Pulse surveys are as close to real-time feedback as you can receive, unless you’re speaking face to face with your employees about their sentiment daily. This is unreasonable and wasteful. However, it’s imperative to give employees the opportunity to voice their concerns and even more important that they feel heard.
Pulse surveys are different than annual or bi-annual engagement surveys which tend to be longer and more tedious. These, are shorter and more frequent check-ins that go out to employees on a consistent schedule. Because these surveys are brief and most likely made up of the same questions each time, employees spend less time taking them. The faster these are taken, the fewer time employees are taken away from their regular work, meaning that it’s cheaper for companies to invest in pulse surveys.
With a survey once or twice a year, you can get big-picture sentiment but it’s more difficult to pinpoint the why over a long period of time. Receiving weekly or monthly “progress reports” from pulse surveys is better for tracking progress over time and will help you pinpoint some possible causes of the results. If you see a large decline in employee happiness during a particular month, finding out why this happened is easier when you can see exactly when the drop occurred. Was it when a co-worker got fired, did winter bring shorter days, was there a new policy in the office? If you can find out what went wrong, you can take action.

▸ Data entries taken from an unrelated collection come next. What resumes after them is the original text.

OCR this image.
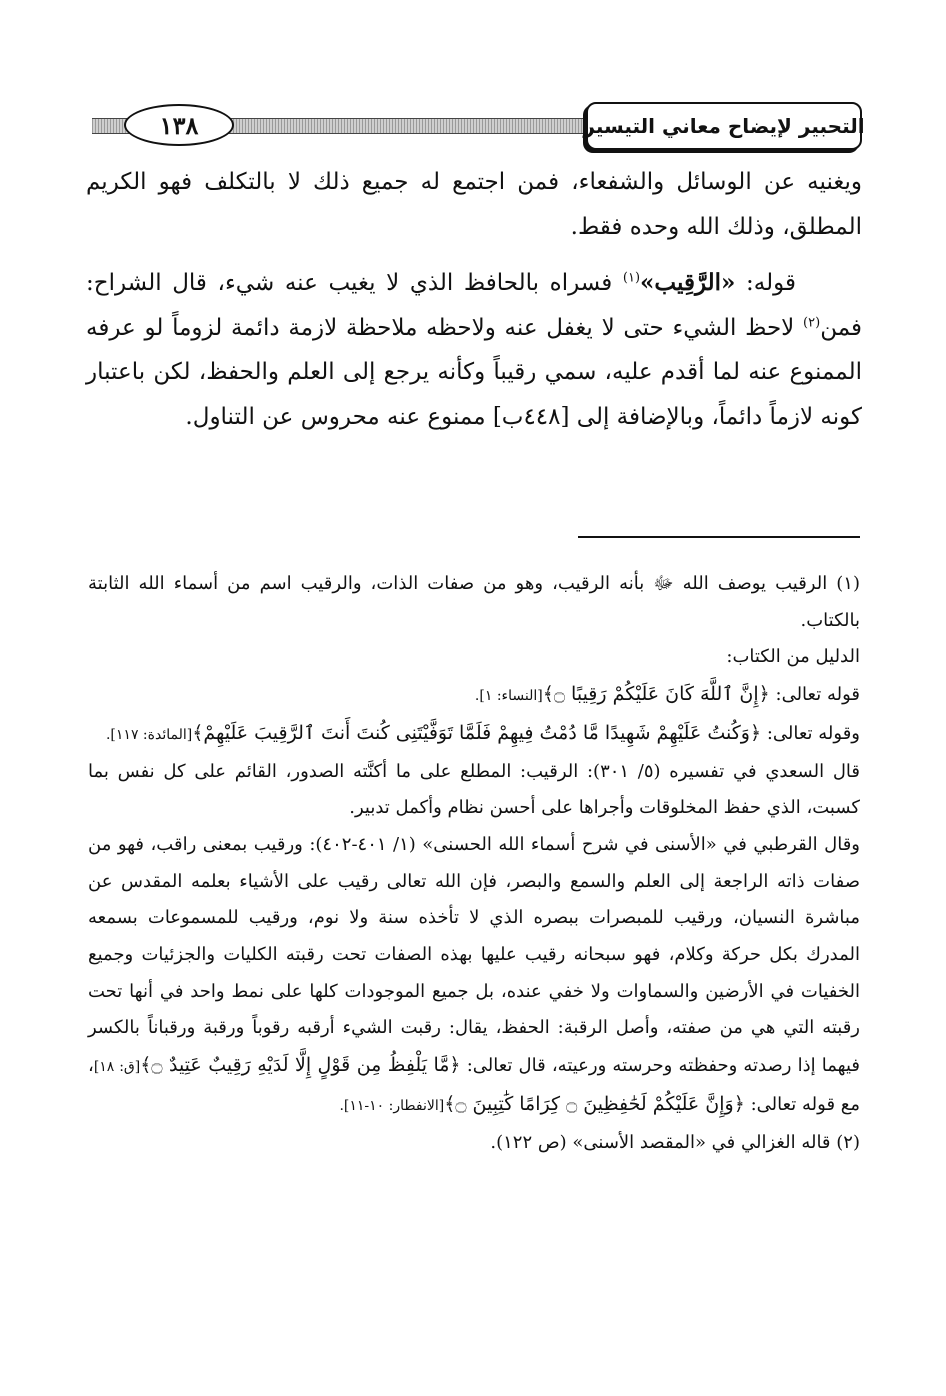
التحبير لإيضاح معاني التيسير
١٣٨

ويغنيه عن الوسائل والشفعاء، فمن اجتمع له جميع ذلك لا بالتكلف فهو الكريم المطلق، وذلك الله وحده فقط.

قوله: «الرَّقِيب»$^{(١)}$ فسراه بالحافظ الذي لا يغيب عنه شيء، قال الشراح: فمن$^{(٢)}$ لاحظ الشيء حتى لا يغفل عنه ولاحظه ملاحظة لازمة دائمة لزوماً لو عرفه الممنوع عنه لما أقدم عليه، سمي رقيباً وكأنه يرجع إلى العلم والحفظ، لكن باعتبار كونه لازماً دائماً، وبالإضافة إلى [٤٤٨ب] ممنوع عنه محروس عن التناول.

(١) الرقيب يوصف الله ﷻ بأنه الرقيب، وهو من صفات الذات، والرقيب اسم من أسماء الله الثابتة بالكتاب.

الدليل من الكتاب:

قوله تعالى: ﴿إِنَّ ٱللَّهَ كَانَ عَلَيْكُمْ رَقِيبًا ۝﴾[النساء: ١].

وقوله تعالى: ﴿وَكُنتُ عَلَيْهِمْ شَهِيدًا مَّا دُمْتُ فِيهِمْ فَلَمَّا تَوَفَّيْتَنِى كُنتَ أَنتَ ٱلرَّقِيبَ عَلَيْهِمْ﴾[المائدة: ١١٧].

قال السعدي في تفسيره (٥/ ٣٠١): الرقيب: المطلع على ما أكنَّته الصدور، القائم على كل نفس بما كسبت، الذي حفظ المخلوقات وأجراها على أحسن نظام وأكمل تدبير.

وقال القرطبي في «الأسنى في شرح أسماء الله الحسنى» (١/ ٤٠١-٤٠٢): ورقيب بمعنى راقب، فهو من صفات ذاته الراجعة إلى العلم والسمع والبصر، فإن الله تعالى رقيب على الأشياء بعلمه المقدس عن مباشرة النسيان، ورقيب للمبصرات ببصره الذي لا تأخذه سنة ولا نوم، ورقيب للمسموعات بسمعه المدرك بكل حركة وكلام، فهو سبحانه رقيب عليها بهذه الصفات تحت رقبته الكليات والجزئيات وجميع الخفيات في الأرضين والسماوات ولا خفي عنده، بل جميع الموجودات كلها على نمط واحد في أنها تحت رقبته التي هي من صفته، وأصل الرقبة: الحفظ، يقال: رقبت الشيء أرقبه رقوباً ورقبة ورقباناً بالكسر فيهما إذا رصدته وحفظته وحرسته ورعيته، قال تعالى: ﴿مَّا يَلْفِظُ مِن قَوْلٍ إِلَّا لَدَيْهِ رَقِيبٌ عَتِيدٌ ۝﴾[ق: ١٨]، مع قوله تعالى: ﴿وَإِنَّ عَلَيْكُمْ لَحَٰفِظِينَ ۝ كِرَامًا كَٰتِبِينَ ۝﴾[الانفطار: ١٠-١١].

(٢) قاله الغزالي في «المقصد الأسنى» (ص ١٢٢).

Another advantage of pulse surveys is that they give leaders and managers time to react and take action. With an annual survey, you will often find that whatever was going wrong was something fixable but it was known about too late. Since there is less time between pulse surveys, the chances of getting valuable information too late are reduced.
In conclusion, pulse surveys is a valuable way to stay updated with your employees and make them feel heard. Don't let problems build up to the point that employees only have a chance to voice their concerns on the bi-annual or annual surveys. Take "pulse" of employee health with consistent, short, and well-timed feedback.